Figure 3: The architecture of Cloud Computing. Retrieved 04.01.2014 from http://www.manjrasoft.com/images/aneka_cloud_computing_schema.png.

(3) Combined with the above issue is to build websites. Initially required a knowledge of HTML (HyperText Markup Language) (Figure 4) and knowledge about the web browser and operating system users to adjust the code page to display hardware capabilities by users.

Figure 4: HTML code fragment. Retrieved 04.01.2014 from http://wiki.greenstone.org/lib/exe/fetch.php?cache=&media=en:html_code.jpg.

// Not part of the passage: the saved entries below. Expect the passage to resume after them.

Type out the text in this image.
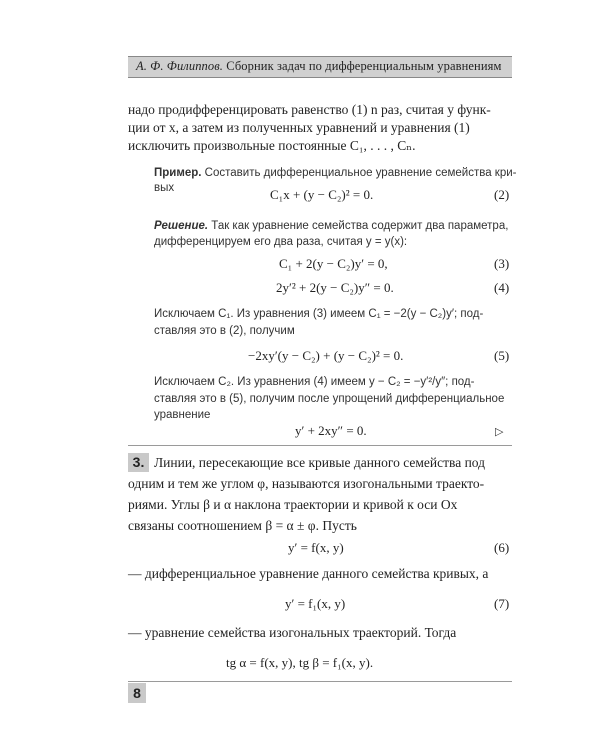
А. Ф. Филиппов. Сборник задач по дифференциальным уравнениям
надо продифференцировать равенство (1) n раз, считая y функ-
ции от x, а затем из полученных уравнений и уравнения (1)
исключить произвольные постоянные C₁, . . . , Cₙ.
Пример. Составить дифференциальное уравнение семейства кри-
вых	C₁x + (y − C₂)² = 0.	(2)
Решение. Так как уравнение семейства содержит два параметра,
дифференцируем его два раза, считая y = y(x):
C₁ + 2(y − C₂)y′ = 0,	(3)
2y′² + 2(y − C₂)y″ = 0.	(4)
Исключаем C₁. Из уравнения (3) имеем C₁ = −2(y − C₂)y′; под-
ставляя это в (2), получим
−2xy′(y − C₂) + (y − C₂)² = 0.	(5)
Исключаем C₂. Из уравнения (4) имеем y − C₂ = −y′²/y″; под-
ставляя это в (5), получим после упрощений дифференциальное
уравнение
y′ + 2xy″ = 0.	▷
3. Линии, пересекающие все кривые данного семейства под
одним и тем же углом φ, называются изогональными траекто-
риями. Углы β и α наклона траектории и кривой к оси Ox
связаны соотношением β = α ± φ. Пусть
y′ = f(x, y)	(6)
— дифференциальное уравнение данного семейства кривых, а
y′ = f₁(x, y)	(7)
— уравнение семейства изогональных траекторий. Тогда
tg α = f(x, y), tg β = f₁(x, y).
8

Currently, in order to build a website and put it on the Internet does not need to be a computer scientist. This can be done for each user using simple tools such as WordPress even. Literally just a few clicks arises site design, and you can also use ready-made templates. The whole encoding process is invisible to the user.

4. Conclusion

Nowadays, the importance of technology is so pervasive that you can say by M. Castells about the phenomenon of techno-meritocracy. It is characterized by several distinguishing features. Firstly, technical discovery related to the programming of computers in a networked environment is considered to be the highest value. Secondly, it just expertise used to improve the technical work. This means nothing less than the devaluation of knowledge per se and its instrumentalization. Rating technical discovery depends on community members, professionals in the field of network and the Internet. Project coordinators are appointed by the authorities, which also have control over the resources (basically hardware). Members of the community can not use the network only for the personal benefit (excluding the development of their own, which is treated in terms of the common good). However, the most important feature of techno-meritocracy in terms of Castells is open to the transmission of the software and any improvements identified through networking. Without this openness of the community would be completely only individual projects, taking care of special interests and intensifying competition (cf. Castells, 2003, pp. 50-51).

Putting together the two above outlined areas – the importance of information and the simplification – it can be concluded that in the modern society, the emphasis has not been placed on extensive knowledge, or the ability of critical and logical thinking. This, what is currently important is the ability to use information and the ability to make use of modern technology. At the same time the information is reduced to a kind of “already digested slurry” (unfortunately not by the user), which instead of user generate simplified services of the IT industry.

To paraphrase McLuhan aphorism that the medium is the message Castells proposes a new look – the network is the message. In this vision of the network is understood specifically as a higher way of organizing social action, regardless of its purpose (Stalder, 2012, p. 38).